Under the clear blue sky with the shining sun out, over 3,000 volunteers added fragrance to the natural beauty of the Arabian Sea’s astonishing panorama. The morning of ‘International Coastal Cleanup Day’ witnessed the enthusiasm of people, their oneness towards environmental cleaning, and the firmness to live pollution-free, all of which brought about a major change in the Versova Juhu beach cleanup organized on Saturday.
Students, in a large number (over 4000), from numerous schools and colleges in Mumbai gathered at Versova. There were 27 different groups of people contributing to making the beach beautiful and clean.

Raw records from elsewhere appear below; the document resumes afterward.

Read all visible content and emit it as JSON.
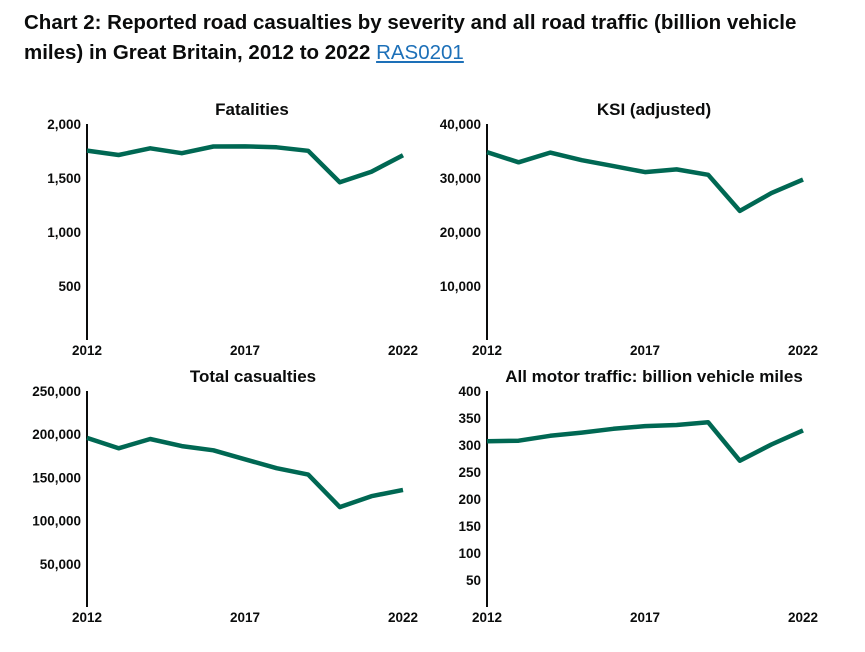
{
  "heading": {
    "text": "Chart 2: Reported road casualties by severity and all road traffic (billion vehicle miles) in Great Britain, 2012 to 2022",
    "link_label": "RAS0201"
  },
  "colors": {
    "line": "#006853",
    "axis": "#0b0c0c",
    "link": "#1d70b8"
  },
  "chart_data": [
    {
      "type": "line",
      "title": "Fatalities",
      "x": [
        2012,
        2013,
        2014,
        2015,
        2016,
        2017,
        2018,
        2019,
        2020,
        2021,
        2022
      ],
      "x_ticks": [
        "2012",
        "2017",
        "2022"
      ],
      "y_ticks": [
        "2,000",
        "1,500",
        "1,000",
        "500"
      ],
      "ylim": [
        0,
        2000
      ],
      "series": [
        {
          "values": [
            1754,
            1713,
            1775,
            1730,
            1792,
            1793,
            1784,
            1752,
            1460,
            1558,
            1711
          ]
        }
      ]
    },
    {
      "type": "line",
      "title": "KSI (adjusted)",
      "x": [
        2012,
        2013,
        2014,
        2015,
        2016,
        2017,
        2018,
        2019,
        2020,
        2021,
        2022
      ],
      "x_ticks": [
        "2012",
        "2017",
        "2022"
      ],
      "y_ticks": [
        "40,000",
        "30,000",
        "20,000",
        "10,000"
      ],
      "ylim": [
        0,
        40000
      ],
      "series": [
        {
          "values": [
            34800,
            32900,
            34700,
            33300,
            32200,
            31100,
            31600,
            30600,
            23900,
            27200,
            29700
          ]
        }
      ]
    },
    {
      "type": "line",
      "title": "Total casualties",
      "x": [
        2012,
        2013,
        2014,
        2015,
        2016,
        2017,
        2018,
        2019,
        2020,
        2021,
        2022
      ],
      "x_ticks": [
        "2012",
        "2017",
        "2022"
      ],
      "y_ticks": [
        "250,000",
        "200,000",
        "150,000",
        "100,000",
        "50,000"
      ],
      "ylim": [
        0,
        250000
      ],
      "series": [
        {
          "values": [
            195700,
            183700,
            194500,
            186200,
            181400,
            170900,
            160600,
            153200,
            115600,
            128200,
            135500
          ]
        }
      ]
    },
    {
      "type": "line",
      "title": "All motor traffic: billion vehicle miles",
      "x": [
        2012,
        2013,
        2014,
        2015,
        2016,
        2017,
        2018,
        2019,
        2020,
        2021,
        2022
      ],
      "x_ticks": [
        "2012",
        "2017",
        "2022"
      ],
      "y_ticks": [
        "400",
        "350",
        "300",
        "250",
        "200",
        "150",
        "100",
        "50"
      ],
      "ylim": [
        0,
        400
      ],
      "series": [
        {
          "values": [
            307,
            308,
            317,
            323,
            330,
            335,
            337,
            342,
            271,
            301,
            327
          ]
        }
      ]
    }
  ]
}
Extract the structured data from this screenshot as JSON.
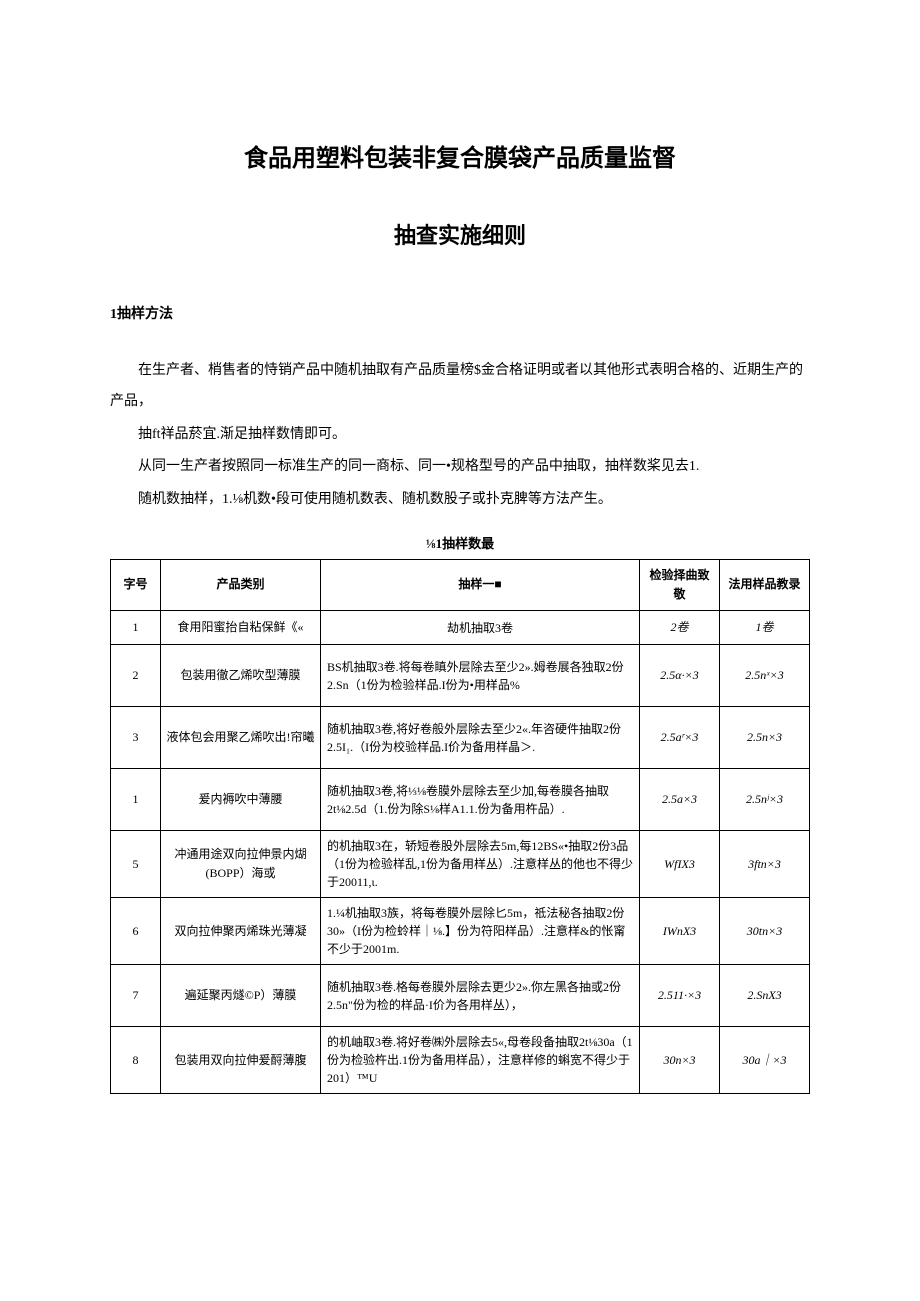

Celebrities were not far behind in making their dues to the clean Versova campaign. Terrence Lewis with his team of 70 dancers was seen picking up the litters. Dum Laga Ke Haisha actress Bhumi Padnekar, while talking to media during her beach cleaning participation, said, “This is the most gratifying thing that I have done in the life.” She was also clearing up plastics from the beach with Afroz Shah, an advocate and UN Earth champion.
The Central Reserve Police Force (CRPF) led an example in cleaning up the Versova beach. About 300 police forces from CRPF, led by inspector general Rajkumar and V.S. Shiji, were present on the beach picking up plastics and other non-degradable litters. Mr. Vishwas Mote, a BMC officer, led a team of staff and was seen extremely keen on bringing about this environmental change.
Students from a number of educational institutes such as C P Goenka International School, Borivli, Ryan International School, Malad, Dhirubhai Ambani School, Veer Bhadat Singh School, National College, Hiranandani Foundation School, KES College, etc, enthusiastically participated in the cleanup drive. For Adya Kaul, a Ryan International student, seeing the huge pile of plastic thrash pulled from under the sand by students was the happiest moment. She said that if we humans stop polluting the environment and more and more people come forward to protect nature, the problem will eventually be solved- A thought supported by many!
Advocate Afroz Shah witnesses the transition of a single beach cleanliness drive that started on 2nd October 2015 into a movement that people are caring about. A believer of action at the ground level, Mr. Shah is of the opinion that it has attracted a huge number of young and elder members of the society and they are adamant to focus on the cause.
On 21st September, two international research teams from INTCATCH and Pathways, who are working to make people aware of how pollution sources are polluting rivers and beaches, were also a part of the beach cleanup drive. With the help of locals, Mr. Shah has also been studying the same phenomenon.
“It was amazing to see over 3,000 people (including students) come together to restore the beach into a better condition. It was an amazing effort and is incredibly motivating to see how much people care for their environment. We hope to be able to work with the community in the future so that one day the beach cleansing won’t be needed,” said the highly optimistic Pathways member John Bryden, who was accompanied by J Person of National Environment Research Council in the United Kingdom.
Mr. Bryden added, “What we would like to do now is to quantify the pollution through the use of citizen science technique, Litter monitoring as well as Pollution surveys to increase the understanding of the sources of pollution. The data can then be used for effective solutions.”
Pathways have contributed to tackling the problem of pollution in the Thames River in London. They have created wetlands for keeping a check on pollution and storing flood waters as well.